At the RCD Randi's work includes maintaining and improving the native plant nursery started by the RCD in order to supply native plants to its revegetation effort in Grass Valley Creek watershed. Through experimentation, the RCD discovered that plants native to restoration areas and actually growing there were the key to restoring a watershed seriously affected by erosion .

Along the way, revegetation with "standard" revegetation seed mixes was found to be less successful than native species, which had adapted to the harsh conditions in the watershed, with its extremes of temperature and nutrient-poor soils. Trials with native plants in the watershed were very successful, which lead to the RCD's reliance on these plant species in its restoration work.

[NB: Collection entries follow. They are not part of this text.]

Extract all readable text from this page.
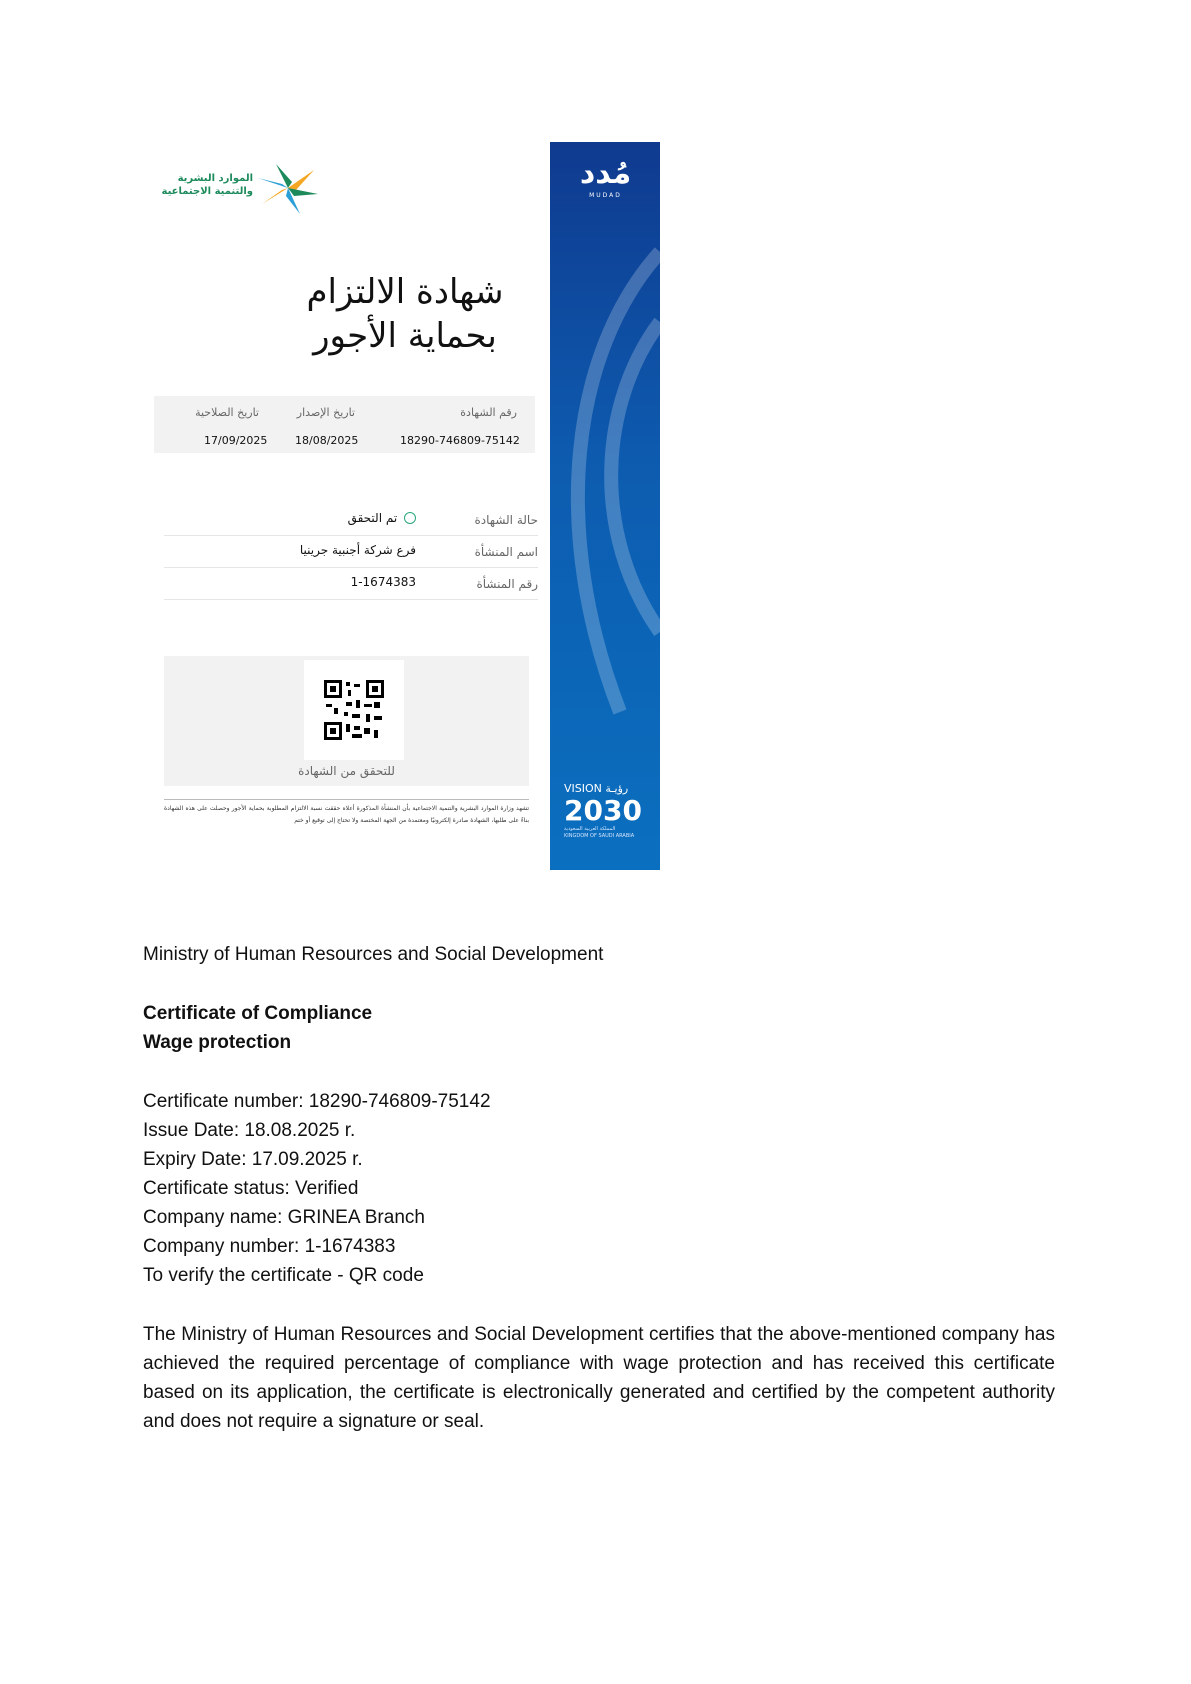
الموارد البشرية
والتنمية الاجتماعية
شهادة الالتزام
بحماية الأجور
رقم الشهادة
تاريخ الإصدار
تاريخ الصلاحية
18290-746809-75142
18/08/2025
17/09/2025
حالة الشهادة
تم التحقق
اسم المنشأة
فرع شركة أجنبية جرينيا
رقم المنشأة
1-1674383
للتحقق من الشهادة
تشهد وزارة الموارد البشرية والتنمية الاجتماعية بأن المنشأة المذكورة أعلاه حققت نسبة الالتزام المطلوبة بحماية الأجور وحصلت على هذه الشهادة بناءً على طلبها، الشهادة صادرة إلكترونيًا ومعتمدة من الجهة المختصة ولا تحتاج إلى توقيع أو ختم
مُدد
MUDAD
VISION رؤيـة
2030
المملكة العربية السعودية
KINGDOM OF SAUDI ARABIA
Ministry of Human Resources and Social Development
Certificate of Compliance
Wage protection
Certificate number: 18290-746809-75142
Issue Date: 18.08.2025 r.
Expiry Date: 17.09.2025 r.
Certificate status: Verified
Company name: GRINEA Branch
Company number: 1-1674383
To verify the certificate - QR code
The Ministry of Human Resources and Social Development certifies that the above-mentioned company has achieved the required percentage of compliance with wage protection and has received this certificate based on its application, the certificate is electronically generated and certified by the competent authority and does not require a signature or seal.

Randi is also mapping and inventorying areas of the GVC watershed to determine planting needs, as well as monitoring previous plantings to determine success rates of the various species and their relation to site conditions.

When she's not working, Randi is a prolific reader. She keeps up on professional interests through reading research journals and books on natural resource management, which focus on how human culture interacts with the environment. She especially recommends Cadillac Desert by Paul Riesner and two books by Daniel Quinn, Ishmael and The Story of B, which are fictional but tell a story that relates to human use of resources.

Randi also enjoys craftmaking in her spare time. She likes to make her own soap, create walking sticks out of found materials, and sew pillows and articles of clothing. She also enjoys hiking, backpacking, and camping, activities which she has plenty of opportunities to pursue now that she's living in a prime recreation spot.

Though not too long out of college, Randi has many professional experiences behind her, and she continues to have a passion for nature and natural resource issues. Because of her experience and dedication, we at the RCD are glad she has chosen to make Trinity County her new home as she continues to travel and avail herself of opportunities to put her resource conservation ideas into practice.